In the 2011 film, Sherlock Holmes: A Game of Shadows, Professor James Moriarty signs copies of The Dynamics of an Asteroid in Paris. His signature is an elegant scrawl from a fountain pen as he speaks in effortless French to those who have come to praise him. A man in an inconspicuous tweed suit slides into the empty seat next the Professor, a pair of opera tickets in his hands. There is a long pause as he waits for Moriarty to address him. Finally, the Professor turns, only slightly, to look at the man at his side: “My ticket?” The man nods, gesturing with the object in question. “Unfortunately,” the Professor says, “you won’t be needing yours.” The man’s expression is largely unreadable as he looks back down at the tickets in his hands, but his sardonic tone is telling: “It’s a shame, Professor. I was looking forward to Don Giovanni.” The identity of the man in the unprepossessing suit isn’t officially revealed as Colonel Sebastian Moran until a bit later in the film, but there are enough clues in even that brief scene for the viewer to make the logical deduction on his or her own. For is that not how we always picture Colonel Moran – the slightly uncouth man on Moriarty’s right hand?
Paul Anderson as Colonel Sebastian Moran and Jared Harris as Professor James Moriarty |
Jeremy Brett as Sherlock Holmes and Patrick Allen as Colonel Moran |
At the end of EMPT, the Great Detective seems more than confident that the Colonel will no longer be a concern, but Moran doesn’t disappear from the Canon entirely. In “The Illustrious Client,” which according to William Baring-Gould’s chronology takes place in 1902, Holmes comments: “If your man is more dangerous than the late Professor Moriarty, or than the living Colonel Sebastian Moran, then he is indeed worth meeting.” And in “His Last Bow,” which according to the same chronology takes place in 1914: “The old sweet song… How often have I heard it in days gone by! It was a favourite ditty of the late lamented Professor Moriarty. Colonel Sebastian Moran has also been known to warble it.” This means that Moran was most definitely alive as of 1902, and most probably alive as of 1914 (Holmes refers to the Colonel in the present tense, but a life of international espionage is a busy one, so it might be worth arguing that Holmes’s information could be outdated). Surviving an incarceration of twenty years or more certainly shows a certain resilience of character, or perhaps just a mulish intractability.

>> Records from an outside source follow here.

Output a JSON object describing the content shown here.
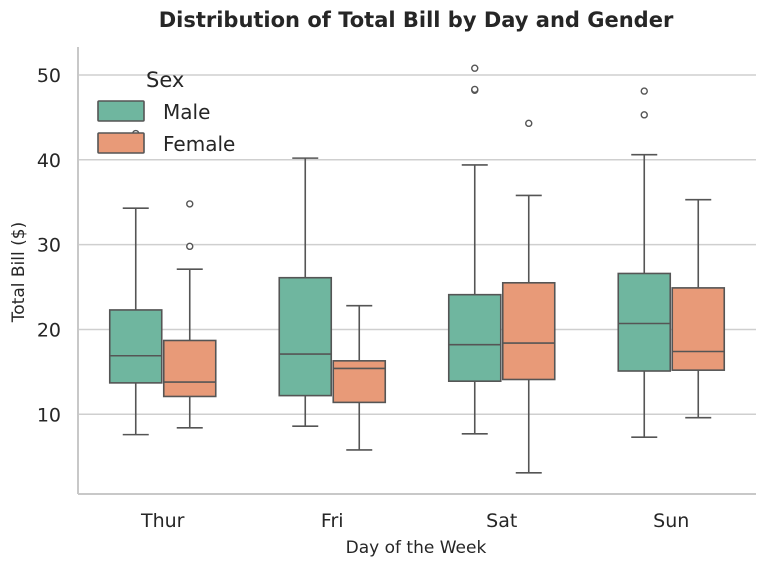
{
  "colors": {
    "male": "#6fb69f",
    "female": "#e89a78",
    "stroke": "#555555",
    "grid": "#cfcfcf",
    "axis": "#c8c8c8",
    "text": "#262626"
  },
  "chart_data": {
    "type": "box",
    "title": "Distribution of Total Bill by Day and Gender",
    "xlabel": "Day of the Week",
    "ylabel": "Total Bill ($)",
    "categories": [
      "Thur",
      "Fri",
      "Sat",
      "Sun"
    ],
    "ylim": [
      0.6,
      53.3
    ],
    "yticks": [
      10,
      20,
      30,
      40,
      50
    ],
    "grid": true,
    "legend": {
      "title": "Sex",
      "position": "upper-left",
      "entries": [
        "Male",
        "Female"
      ]
    },
    "series": [
      {
        "name": "Male",
        "boxes": [
          {
            "category": "Thur",
            "whisker_low": 7.6,
            "q1": 13.7,
            "median": 16.9,
            "q3": 22.3,
            "whisker_high": 34.3,
            "outliers": [
              41.2,
              43.1
            ]
          },
          {
            "category": "Fri",
            "whisker_low": 8.6,
            "q1": 12.2,
            "median": 17.1,
            "q3": 26.1,
            "whisker_high": 40.2,
            "outliers": []
          },
          {
            "category": "Sat",
            "whisker_low": 7.7,
            "q1": 13.9,
            "median": 18.2,
            "q3": 24.1,
            "whisker_high": 39.4,
            "outliers": [
              48.2,
              48.3,
              50.8
            ]
          },
          {
            "category": "Sun",
            "whisker_low": 7.3,
            "q1": 15.1,
            "median": 20.7,
            "q3": 26.6,
            "whisker_high": 40.6,
            "outliers": [
              45.3,
              48.1
            ]
          }
        ]
      },
      {
        "name": "Female",
        "boxes": [
          {
            "category": "Thur",
            "whisker_low": 8.4,
            "q1": 12.1,
            "median": 13.8,
            "q3": 18.7,
            "whisker_high": 27.1,
            "outliers": [
              29.8,
              34.8
            ]
          },
          {
            "category": "Fri",
            "whisker_low": 5.8,
            "q1": 11.4,
            "median": 15.4,
            "q3": 16.3,
            "whisker_high": 22.8,
            "outliers": []
          },
          {
            "category": "Sat",
            "whisker_low": 3.1,
            "q1": 14.1,
            "median": 18.4,
            "q3": 25.5,
            "whisker_high": 35.8,
            "outliers": [
              44.3
            ]
          },
          {
            "category": "Sun",
            "whisker_low": 9.6,
            "q1": 15.2,
            "median": 17.4,
            "q3": 24.9,
            "whisker_high": 35.3,
            "outliers": []
          }
        ]
      }
    ]
  }
}
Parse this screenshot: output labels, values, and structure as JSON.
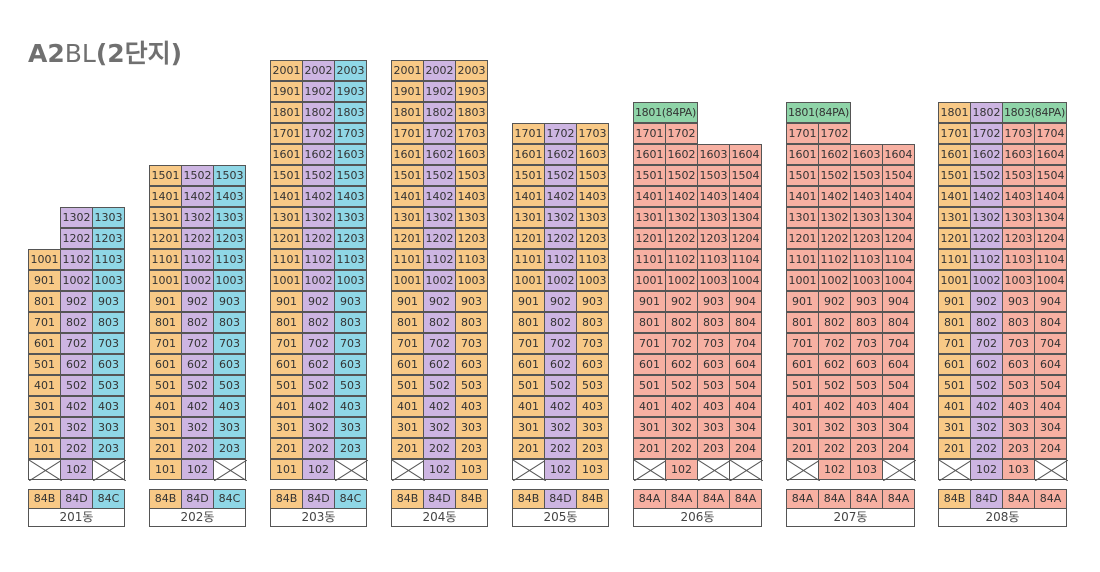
{
  "title": {
    "part_bold": "A2",
    "part_light": "BL",
    "part_paren": "(2단지)"
  },
  "colors": {
    "84B": "#f8c986",
    "84D": "#cdb5e2",
    "84C": "#8fd7e6",
    "84A": "#f7b0a2",
    "84PA": "#8fd4a8"
  },
  "buildings": [
    {
      "label": "201동",
      "types": [
        "84B",
        "84D",
        "84C"
      ],
      "lines": [
        {
          "type": "84B",
          "units": [
            "X",
            "101",
            "201",
            "301",
            "401",
            "501",
            "601",
            "701",
            "801",
            "901",
            "1001"
          ]
        },
        {
          "type": "84D",
          "units": [
            "102",
            "202",
            "302",
            "402",
            "502",
            "602",
            "702",
            "802",
            "902",
            "1002",
            "1102",
            "1202",
            "1302"
          ]
        },
        {
          "type": "84C",
          "units": [
            "X",
            "203",
            "303",
            "403",
            "503",
            "603",
            "703",
            "803",
            "903",
            "1003",
            "1103",
            "1203",
            "1303"
          ]
        }
      ]
    },
    {
      "label": "202동",
      "types": [
        "84B",
        "84D",
        "84C"
      ],
      "lines": [
        {
          "type": "84B",
          "units": [
            "101",
            "201",
            "301",
            "401",
            "501",
            "601",
            "701",
            "801",
            "901",
            "1001",
            "1101",
            "1201",
            "1301",
            "1401",
            "1501"
          ]
        },
        {
          "type": "84D",
          "units": [
            "102",
            "202",
            "302",
            "402",
            "502",
            "602",
            "702",
            "802",
            "902",
            "1002",
            "1102",
            "1202",
            "1302",
            "1402",
            "1502"
          ]
        },
        {
          "type": "84C",
          "units": [
            "X",
            "203",
            "303",
            "403",
            "503",
            "603",
            "703",
            "803",
            "903",
            "1003",
            "1103",
            "1203",
            "1303",
            "1403",
            "1503"
          ]
        }
      ]
    },
    {
      "label": "203동",
      "types": [
        "84B",
        "84D",
        "84C"
      ],
      "lines": [
        {
          "type": "84B",
          "units": [
            "101",
            "201",
            "301",
            "401",
            "501",
            "601",
            "701",
            "801",
            "901",
            "1001",
            "1101",
            "1201",
            "1301",
            "1401",
            "1501",
            "1601",
            "1701",
            "1801",
            "1901",
            "2001"
          ]
        },
        {
          "type": "84D",
          "units": [
            "102",
            "202",
            "302",
            "402",
            "502",
            "602",
            "702",
            "802",
            "902",
            "1002",
            "1102",
            "1202",
            "1302",
            "1402",
            "1502",
            "1602",
            "1702",
            "1802",
            "1902",
            "2002"
          ]
        },
        {
          "type": "84C",
          "units": [
            "X",
            "203",
            "303",
            "403",
            "503",
            "603",
            "703",
            "803",
            "903",
            "1003",
            "1103",
            "1203",
            "1303",
            "1403",
            "1503",
            "1603",
            "1703",
            "1803",
            "1903",
            "2003"
          ]
        }
      ]
    },
    {
      "label": "204동",
      "types": [
        "84B",
        "84D",
        "84B"
      ],
      "lines": [
        {
          "type": "84B",
          "units": [
            "X",
            "201",
            "301",
            "401",
            "501",
            "601",
            "701",
            "801",
            "901",
            "1001",
            "1101",
            "1201",
            "1301",
            "1401",
            "1501",
            "1601",
            "1701",
            "1801",
            "1901",
            "2001"
          ]
        },
        {
          "type": "84D",
          "units": [
            "102",
            "202",
            "302",
            "402",
            "502",
            "602",
            "702",
            "802",
            "902",
            "1002",
            "1102",
            "1202",
            "1302",
            "1402",
            "1502",
            "1602",
            "1702",
            "1802",
            "1902",
            "2002"
          ]
        },
        {
          "type": "84B",
          "units": [
            "103",
            "203",
            "303",
            "403",
            "503",
            "603",
            "703",
            "803",
            "903",
            "1003",
            "1103",
            "1203",
            "1303",
            "1403",
            "1503",
            "1603",
            "1703",
            "1803",
            "1903",
            "2003"
          ]
        }
      ]
    },
    {
      "label": "205동",
      "types": [
        "84B",
        "84D",
        "84B"
      ],
      "lines": [
        {
          "type": "84B",
          "units": [
            "X",
            "201",
            "301",
            "401",
            "501",
            "601",
            "701",
            "801",
            "901",
            "1001",
            "1101",
            "1201",
            "1301",
            "1401",
            "1501",
            "1601",
            "1701"
          ]
        },
        {
          "type": "84D",
          "units": [
            "102",
            "202",
            "302",
            "402",
            "502",
            "602",
            "702",
            "802",
            "902",
            "1002",
            "1102",
            "1202",
            "1302",
            "1402",
            "1502",
            "1602",
            "1702"
          ]
        },
        {
          "type": "84B",
          "units": [
            "103",
            "203",
            "303",
            "403",
            "503",
            "603",
            "703",
            "803",
            "903",
            "1003",
            "1103",
            "1203",
            "1303",
            "1403",
            "1503",
            "1603",
            "1703"
          ]
        }
      ]
    },
    {
      "label": "206동",
      "types": [
        "84A",
        "84A",
        "84A",
        "84A"
      ],
      "top_label": "1801(84PA)",
      "lines": [
        {
          "type": "84A",
          "units": [
            "X",
            "201",
            "301",
            "401",
            "501",
            "601",
            "701",
            "801",
            "901",
            "1001",
            "1101",
            "1201",
            "1301",
            "1401",
            "1501",
            "1601",
            "1701"
          ]
        },
        {
          "type": "84A",
          "units": [
            "102",
            "202",
            "302",
            "402",
            "502",
            "602",
            "702",
            "802",
            "902",
            "1002",
            "1102",
            "1202",
            "1302",
            "1402",
            "1502",
            "1602",
            "1702"
          ]
        },
        {
          "type": "84A",
          "units": [
            "X",
            "203",
            "303",
            "403",
            "503",
            "603",
            "703",
            "803",
            "903",
            "1003",
            "1103",
            "1203",
            "1303",
            "1403",
            "1503",
            "1603"
          ]
        },
        {
          "type": "84A",
          "units": [
            "X",
            "204",
            "304",
            "404",
            "504",
            "604",
            "704",
            "804",
            "904",
            "1004",
            "1104",
            "1204",
            "1304",
            "1404",
            "1504",
            "1604"
          ]
        }
      ]
    },
    {
      "label": "207동",
      "types": [
        "84A",
        "84A",
        "84A",
        "84A"
      ],
      "top_label": "1801(84PA)",
      "lines": [
        {
          "type": "84A",
          "units": [
            "X",
            "201",
            "301",
            "401",
            "501",
            "601",
            "701",
            "801",
            "901",
            "1001",
            "1101",
            "1201",
            "1301",
            "1401",
            "1501",
            "1601",
            "1701"
          ]
        },
        {
          "type": "84A",
          "units": [
            "102",
            "202",
            "302",
            "402",
            "502",
            "602",
            "702",
            "802",
            "902",
            "1002",
            "1102",
            "1202",
            "1302",
            "1402",
            "1502",
            "1602",
            "1702"
          ]
        },
        {
          "type": "84A",
          "units": [
            "103",
            "203",
            "303",
            "403",
            "503",
            "603",
            "703",
            "803",
            "903",
            "1003",
            "1103",
            "1203",
            "1303",
            "1403",
            "1503",
            "1603"
          ]
        },
        {
          "type": "84A",
          "units": [
            "X",
            "204",
            "304",
            "404",
            "504",
            "604",
            "704",
            "804",
            "904",
            "1004",
            "1104",
            "1204",
            "1304",
            "1404",
            "1504",
            "1604"
          ]
        }
      ]
    },
    {
      "label": "208동",
      "types": [
        "84B",
        "84D",
        "84A",
        "84A"
      ],
      "top_label": "1803(84PA)",
      "lines": [
        {
          "type": "84B",
          "units": [
            "X",
            "201",
            "301",
            "401",
            "501",
            "601",
            "701",
            "801",
            "901",
            "1001",
            "1101",
            "1201",
            "1301",
            "1401",
            "1501",
            "1601",
            "1701",
            "1801"
          ]
        },
        {
          "type": "84D",
          "units": [
            "102",
            "202",
            "302",
            "402",
            "502",
            "602",
            "702",
            "802",
            "902",
            "1002",
            "1102",
            "1202",
            "1302",
            "1402",
            "1502",
            "1602",
            "1702",
            "1802"
          ]
        },
        {
          "type": "84A",
          "units": [
            "103",
            "203",
            "303",
            "403",
            "503",
            "603",
            "703",
            "803",
            "903",
            "1003",
            "1103",
            "1203",
            "1303",
            "1403",
            "1503",
            "1603",
            "1703"
          ]
        },
        {
          "type": "84A",
          "units": [
            "X",
            "204",
            "304",
            "404",
            "504",
            "604",
            "704",
            "804",
            "904",
            "1004",
            "1104",
            "1204",
            "1304",
            "1404",
            "1504",
            "1604",
            "1704"
          ]
        }
      ]
    }
  ]
}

At the end of A Game of Shadows, Moran covertly executes Professor Moriarty’s undercover assassin (discreetly, with a blowgun) and then walks out of the Swiss chateau, into the shadows, and away from Professor Moriarty, who is currently engaged in a cerebral battle out on the balcony with Sherlock Holmes. Dr. Watson runs towards his friend, while the Colonel just simply walks away, his intended direction unknown. It is a curious divergence, but not entirely unexpected. As Holmes himself points out in EMPT:
"There are some trees, Watson, which grow to a certain height, and then suddenly develop some unsightly eccentricity. You will see it often in humans. I have a theory that the individual represents in his development the whole procession of his ancestors, and that such a sudden turn to good or evil stands for some strong influence which came into the line of his pedigree. The person becomes, as it were, the epitome of the history of his own family... Whatever the cause, Colonel Moran began to go wrong."
The Great Detective refers to Colonel Moran as a shikari, which is a Persian word in two parts: the main “Shikar,” meaning “of hunting” and the suffix “i” denoting possession. And it would seem that Moran too was a character in two parts. He comprises a certain cold reservation that made him equal to sit beside Professor Moriarty, but also a contrary savagery that made him effective in his role. Like so many remarkable characters, it is the dichotomy that makes Moran interesting, makes him memorable. Sherlockians return to Colonel Sebastian Moran not simply because he sits beside Professor Moriarty, but because he stands on his own, and cuts his own path.